API Docs

Authentication

Bearer API keys — scoping, failure modes, and zero-downtime rotation.

Every request carries your API key as a Bearer token:

Authorization: Bearer fr8_live_your_key_here

There is no other authentication mechanism — no cookies, no sessions, no OAuth flow.

Scope

A key belongs to exactly one customer account. Requests authenticated with your key can only ever return loads that belong to your company — this is enforced structurally on our side, not by a filter you pass. There is no parameter that widens scope.

Failure modes

SituationResponse
No Authorization header401 {"error": "Unauthorized"}
Malformed header (not Bearer <token>)401 {"error": "Unauthorized"}
Unknown key401 {"error": "Unauthorized"}
Revoked key401 {"error": "Unauthorized"}

All four are deliberately identical — a 401 never tells you (or anyone else) whether a key exists or used to exist.

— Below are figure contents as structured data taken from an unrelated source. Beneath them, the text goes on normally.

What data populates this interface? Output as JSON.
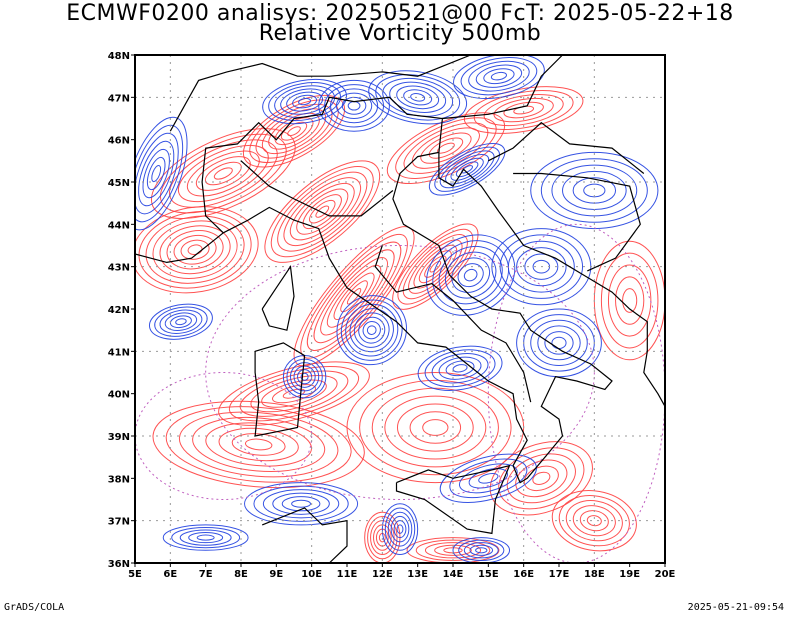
{
  "title": {
    "line1": "ECMWF0200 analisys: 20250521@00 FcT: 2025-05-22+18",
    "line2": "Relative Vorticity 500mb"
  },
  "map": {
    "lon_range": [
      5,
      20
    ],
    "lat_range": [
      36,
      48
    ],
    "lon_labels": [
      "5E",
      "6E",
      "7E",
      "8E",
      "9E",
      "10E",
      "11E",
      "12E",
      "13E",
      "14E",
      "15E",
      "16E",
      "17E",
      "18E",
      "19E",
      "20E"
    ],
    "lat_labels": [
      "36N",
      "37N",
      "38N",
      "39N",
      "40N",
      "41N",
      "42N",
      "43N",
      "44N",
      "45N",
      "46N",
      "47N",
      "48N"
    ],
    "grid_style": "dotted",
    "colors": {
      "positive": "#ff4040",
      "negative": "#2040e0",
      "zero": "#c060c0",
      "borders": "#000000"
    }
  },
  "footer": {
    "left": "GrADS/COLA",
    "right": "2025-05-21-09:54"
  }
}
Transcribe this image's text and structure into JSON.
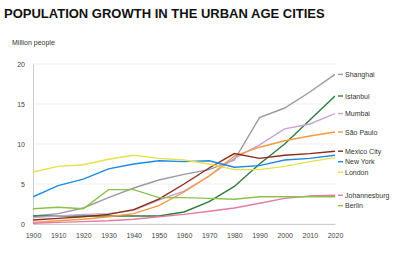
{
  "chart_data": {
    "type": "line",
    "title": "POPULATION GROWTH IN THE URBAN AGE CITIES",
    "ylabel": "Million people",
    "x": [
      1900,
      1910,
      1920,
      1930,
      1940,
      1950,
      1960,
      1970,
      1980,
      1990,
      2000,
      2010,
      2020
    ],
    "xlim": [
      1900,
      2020
    ],
    "xticks": [
      1900,
      1910,
      1920,
      1930,
      1940,
      1950,
      1960,
      1970,
      1980,
      1990,
      2000,
      2010,
      2020
    ],
    "ylim": [
      0,
      20
    ],
    "yticks": [
      0,
      5,
      10,
      15,
      20
    ],
    "grid": true,
    "legend": "right",
    "series": [
      {
        "name": "Shanghai",
        "color": "#9a9aa6",
        "values": [
          1,
          1.3,
          2,
          3.3,
          4.5,
          5.5,
          6.2,
          6.8,
          8,
          13.3,
          14.5,
          16.5,
          18.7
        ]
      },
      {
        "name": "Istanbul",
        "color": "#2e7d3a",
        "values": [
          1,
          1,
          1,
          1,
          1,
          1,
          1.5,
          2.8,
          4.7,
          7.5,
          10,
          13,
          16
        ]
      },
      {
        "name": "Mumbai",
        "color": "#c8a2d6",
        "values": [
          0.8,
          1,
          1.2,
          1.3,
          1.7,
          3,
          4.1,
          6,
          8.2,
          9.9,
          11.9,
          12.5,
          13.8
        ]
      },
      {
        "name": "São Paulo",
        "color": "#f39a3c",
        "values": [
          0.2,
          0.4,
          0.6,
          0.9,
          1.3,
          2.3,
          4,
          6,
          8.5,
          9.6,
          10.4,
          11,
          11.5
        ]
      },
      {
        "name": "Mexico City",
        "color": "#8b2a1a",
        "values": [
          0.5,
          0.7,
          0.9,
          1.2,
          1.8,
          3.1,
          5,
          7,
          8.8,
          8.2,
          8.6,
          8.8,
          9.1
        ]
      },
      {
        "name": "New York",
        "color": "#1e88e5",
        "values": [
          3.4,
          4.8,
          5.6,
          6.9,
          7.5,
          7.9,
          7.8,
          7.9,
          7.1,
          7.3,
          8,
          8.2,
          8.6
        ]
      },
      {
        "name": "London",
        "color": "#e6e04a",
        "values": [
          6.5,
          7.2,
          7.4,
          8.1,
          8.6,
          8.2,
          8,
          7.5,
          6.8,
          6.8,
          7.2,
          7.8,
          8.3
        ]
      },
      {
        "name": "Johannesburg",
        "color": "#e57ba3",
        "values": [
          0.1,
          0.2,
          0.3,
          0.4,
          0.6,
          0.9,
          1.2,
          1.6,
          2,
          2.6,
          3.2,
          3.5,
          3.6
        ]
      },
      {
        "name": "Berlin",
        "color": "#8bc34a",
        "values": [
          1.9,
          2.1,
          1.9,
          4.3,
          4.3,
          3.3,
          3.3,
          3.2,
          3.1,
          3.4,
          3.4,
          3.4,
          3.4
        ]
      }
    ]
  }
}
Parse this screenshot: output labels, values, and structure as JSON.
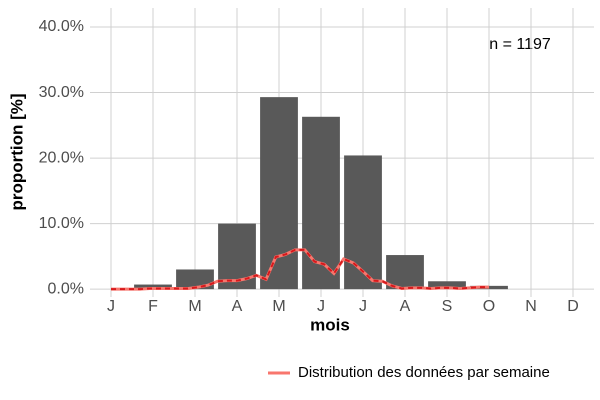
{
  "chart_data": {
    "type": "bar",
    "annotation": "n = 1197",
    "x_label": "mois",
    "y_label": "proportion [%]",
    "categories": [
      "J",
      "F",
      "M",
      "A",
      "M",
      "J",
      "J",
      "A",
      "S",
      "O",
      "N",
      "D"
    ],
    "values": [
      0,
      0.7,
      3.0,
      10.0,
      29.3,
      26.3,
      20.4,
      5.2,
      1.2,
      0.5,
      0,
      0
    ],
    "color": "#595959",
    "ylim": [
      -1.2,
      42.9
    ],
    "yticks": [
      {
        "value": 0,
        "label": "0.0%"
      },
      {
        "value": 10,
        "label": "10.0%"
      },
      {
        "value": 20,
        "label": "20.0%"
      },
      {
        "value": 30,
        "label": "30.0%"
      },
      {
        "value": 40,
        "label": "40.0%"
      }
    ],
    "grid": true,
    "line": {
      "name": "Distribution des données par semaine",
      "color": "#f8766d",
      "dash_color": "#d7191c",
      "values": [
        0,
        0,
        0,
        0,
        0.1,
        0.1,
        0.1,
        0.1,
        0.1,
        0.3,
        0.6,
        1.2,
        1.3,
        1.3,
        1.6,
        2.1,
        1.5,
        4.9,
        5.3,
        6.0,
        6.0,
        4.2,
        3.8,
        2.4,
        4.6,
        4.0,
        2.7,
        1.3,
        1.2,
        0.5,
        0.1,
        0.2,
        0.2,
        0.1,
        0.2,
        0.2,
        0.1,
        0.2,
        0.3,
        0.3
      ]
    },
    "legend": "bottom-right"
  }
}
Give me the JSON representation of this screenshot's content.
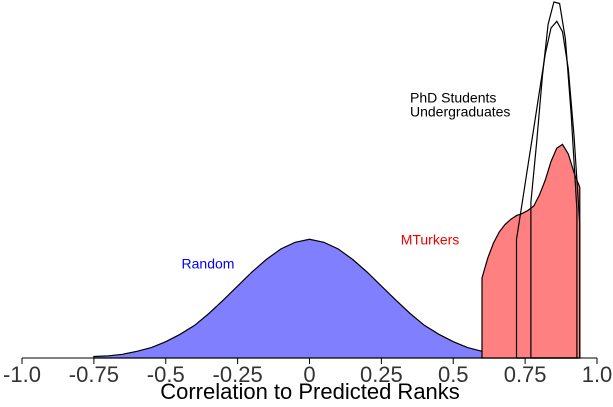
{
  "chart_data": {
    "type": "density",
    "xlabel": "Correlation to Predicted Ranks",
    "xlim": [
      -1.0,
      1.0
    ],
    "ylim": [
      0,
      4.8
    ],
    "xticks": [
      {
        "value": -1.0,
        "label": "-1.0"
      },
      -0.75,
      -0.5,
      -0.25,
      0,
      0.25,
      0.5,
      0.75,
      {
        "value": 1.0,
        "label": "1.0"
      }
    ],
    "series": [
      {
        "name": "Random",
        "color": "#8080ff",
        "label_color": "#0000ff",
        "x": [
          -0.75,
          -0.7,
          -0.65,
          -0.6,
          -0.55,
          -0.5,
          -0.45,
          -0.4,
          -0.35,
          -0.3,
          -0.25,
          -0.2,
          -0.15,
          -0.1,
          -0.05,
          0,
          0.05,
          0.1,
          0.15,
          0.2,
          0.25,
          0.3,
          0.35,
          0.4,
          0.45,
          0.5,
          0.55,
          0.6,
          0.65,
          0.7,
          0.75
        ],
        "values": [
          0.02,
          0.03,
          0.05,
          0.09,
          0.14,
          0.22,
          0.32,
          0.44,
          0.6,
          0.78,
          0.97,
          1.16,
          1.33,
          1.47,
          1.56,
          1.6,
          1.56,
          1.47,
          1.33,
          1.16,
          0.97,
          0.78,
          0.6,
          0.44,
          0.32,
          0.22,
          0.14,
          0.09,
          0.05,
          0.03,
          0.02
        ]
      },
      {
        "name": "MTurkers",
        "color": "#ff8080",
        "label_color": "#ee0000",
        "x": [
          0.6,
          0.62,
          0.64,
          0.66,
          0.68,
          0.7,
          0.72,
          0.74,
          0.76,
          0.78,
          0.8,
          0.82,
          0.84,
          0.86,
          0.88,
          0.9,
          0.92,
          0.94
        ],
        "values": [
          1.08,
          1.35,
          1.55,
          1.7,
          1.8,
          1.87,
          1.92,
          1.95,
          1.99,
          2.05,
          2.2,
          2.4,
          2.65,
          2.83,
          2.88,
          2.75,
          2.5,
          2.3
        ]
      },
      {
        "name": "Undergraduates",
        "color": "none",
        "label_color": "#000000",
        "x": [
          0.72,
          0.74,
          0.76,
          0.78,
          0.8,
          0.82,
          0.84,
          0.86,
          0.88,
          0.9,
          0.92,
          0.94
        ],
        "values": [
          1.6,
          2.1,
          2.6,
          3.1,
          3.6,
          4.1,
          4.45,
          4.54,
          4.4,
          3.9,
          3.0,
          1.8
        ]
      },
      {
        "name": "PhD Students",
        "color": "none",
        "label_color": "#000000",
        "x": [
          0.77,
          0.79,
          0.81,
          0.83,
          0.85,
          0.87,
          0.89,
          0.91,
          0.93
        ],
        "values": [
          2.1,
          2.9,
          3.8,
          4.5,
          4.8,
          4.78,
          4.3,
          3.3,
          2.0
        ]
      }
    ]
  }
}
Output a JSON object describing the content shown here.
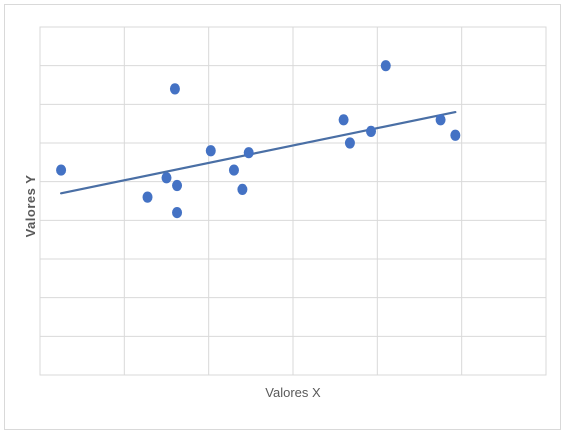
{
  "chart_data": {
    "type": "scatter",
    "title": "",
    "xlabel": "Valores X",
    "ylabel": "Valores Y",
    "xlim": [
      0,
      12
    ],
    "ylim": [
      0,
      9
    ],
    "x_gridlines": [
      0,
      2,
      4,
      6,
      8,
      10,
      12
    ],
    "y_gridlines": [
      1,
      2,
      3,
      4,
      5,
      6,
      7,
      8
    ],
    "grid": true,
    "legend": "none",
    "series": [
      {
        "points": [
          {
            "x": 0.5,
            "y": 5.3
          },
          {
            "x": 2.55,
            "y": 4.6
          },
          {
            "x": 3.0,
            "y": 5.1
          },
          {
            "x": 3.2,
            "y": 7.4
          },
          {
            "x": 3.25,
            "y": 4.9
          },
          {
            "x": 3.25,
            "y": 4.2
          },
          {
            "x": 4.05,
            "y": 5.8
          },
          {
            "x": 4.6,
            "y": 5.3
          },
          {
            "x": 4.8,
            "y": 4.8
          },
          {
            "x": 4.95,
            "y": 5.75
          },
          {
            "x": 7.2,
            "y": 6.6
          },
          {
            "x": 7.35,
            "y": 6.0
          },
          {
            "x": 7.85,
            "y": 6.3
          },
          {
            "x": 8.2,
            "y": 8.0
          },
          {
            "x": 9.5,
            "y": 6.6
          },
          {
            "x": 9.85,
            "y": 6.2
          }
        ],
        "trendline": {
          "type": "linear",
          "start": {
            "x": 0.5,
            "y": 4.7
          },
          "end": {
            "x": 9.85,
            "y": 6.8
          }
        }
      }
    ],
    "colors": {
      "marker": "#4472c4",
      "trendline": "#4a6fa5",
      "grid": "#d9d9d9",
      "label": "#595959"
    }
  }
}
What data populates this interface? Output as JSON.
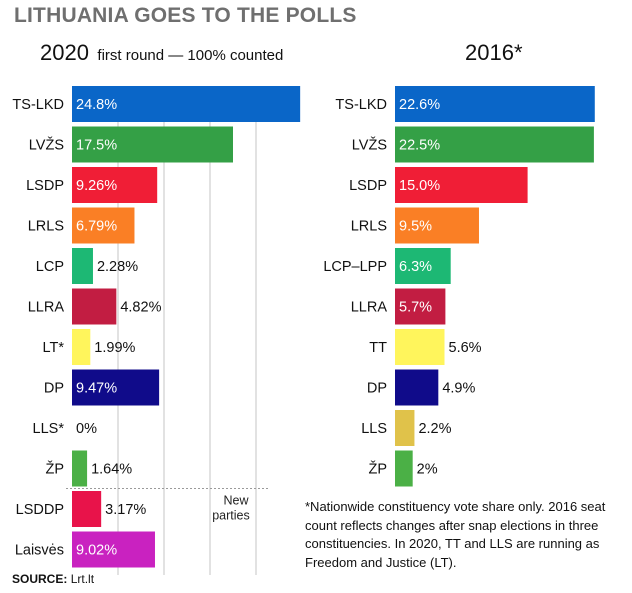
{
  "title": "LITHUANIA GOES TO THE POLLS",
  "colors": {
    "TS-LKD": "#0a66c8",
    "LVZS": "#34a046",
    "LSDP": "#f01e36",
    "LRLS": "#fa7f25",
    "LCP": "#1db874",
    "LLRA": "#c21d42",
    "LT": "#fff55c",
    "DP": "#100b8a",
    "LLS": "#e0c24a",
    "ZP": "#4bb046",
    "LSDDP": "#e8134a",
    "Laisves": "#c922c0",
    "grid": "#c4c4c4",
    "divider": "#9a9a9a"
  },
  "chart_data": [
    {
      "type": "bar",
      "orientation": "horizontal",
      "title": "2020",
      "subtitle": "first round — 100% counted",
      "categories": [
        "TS-LKD",
        "LVŽS",
        "LSDP",
        "LRLS",
        "LCP",
        "LLRA",
        "LT*",
        "DP",
        "LLS*",
        "ŽP",
        "LSDDP",
        "Laisvės"
      ],
      "values": [
        24.8,
        17.5,
        9.26,
        6.79,
        2.28,
        4.82,
        1.99,
        9.47,
        0,
        1.64,
        3.17,
        9.02
      ],
      "value_labels": [
        "24.8%",
        "17.5%",
        "9.26%",
        "6.79%",
        "2.28%",
        "4.82%",
        "1.99%",
        "9.47%",
        "0%",
        "1.64%",
        "3.17%",
        "9.02%"
      ],
      "color_keys": [
        "TS-LKD",
        "LVZS",
        "LSDP",
        "LRLS",
        "LCP",
        "LLRA",
        "LT",
        "DP",
        "LLS",
        "ZP",
        "LSDDP",
        "Laisves"
      ],
      "annotation": {
        "text_line1": "New",
        "text_line2": "parties",
        "before_category": "LSDDP"
      },
      "xlim": [
        0,
        25
      ],
      "grid": true,
      "xlabel": "",
      "ylabel": ""
    },
    {
      "type": "bar",
      "orientation": "horizontal",
      "title": "2016*",
      "categories": [
        "TS-LKD",
        "LVŽS",
        "LSDP",
        "LRLS",
        "LCP–LPP",
        "LLRA",
        "TT",
        "DP",
        "LLS",
        "ŽP"
      ],
      "values": [
        22.6,
        22.5,
        15.0,
        9.5,
        6.3,
        5.7,
        5.6,
        4.9,
        2.2,
        2
      ],
      "value_labels": [
        "22.6%",
        "22.5%",
        "15.0%",
        "9.5%",
        "6.3%",
        "5.7%",
        "5.6%",
        "4.9%",
        "2.2%",
        "2%"
      ],
      "color_keys": [
        "TS-LKD",
        "LVZS",
        "LSDP",
        "LRLS",
        "LCP",
        "LLRA",
        "LT",
        "DP",
        "LLS",
        "ZP"
      ],
      "xlim": [
        0,
        25
      ],
      "grid": false,
      "xlabel": "",
      "ylabel": ""
    }
  ],
  "note": "*Nationwide constituency vote share only. 2016 seat count reflects changes after snap elections in three constituencies. In 2020, TT and LLS are running as Freedom and Justice (LT).",
  "source": {
    "label": "SOURCE:",
    "text": "Lrt.lt"
  }
}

If you get a persistent 401 with a key you believe is valid, contact your account contact rather than debugging the response.

Key handling

  • Store the key in a secret manager; never commit it to source control. It's shown exactly once at creation and cannot be recovered — only replaced.
  • Don't put the key in URLs or logs. The Authorization header is the only place it belongs.
  • Treat a suspected leak as a rotation: ask for a new key, cut over, then have the old one revoked.

Rotation without downtime

Your account can hold two active keys at once, specifically so you can rotate with zero downtime:

  1. Ask your account contact for a second key.
  2. Deploy your integration with the new key.
  3. Confirm traffic works, then ask us to revoke the old key.

Revocation is immediate: the old key starts returning 401 on its next request.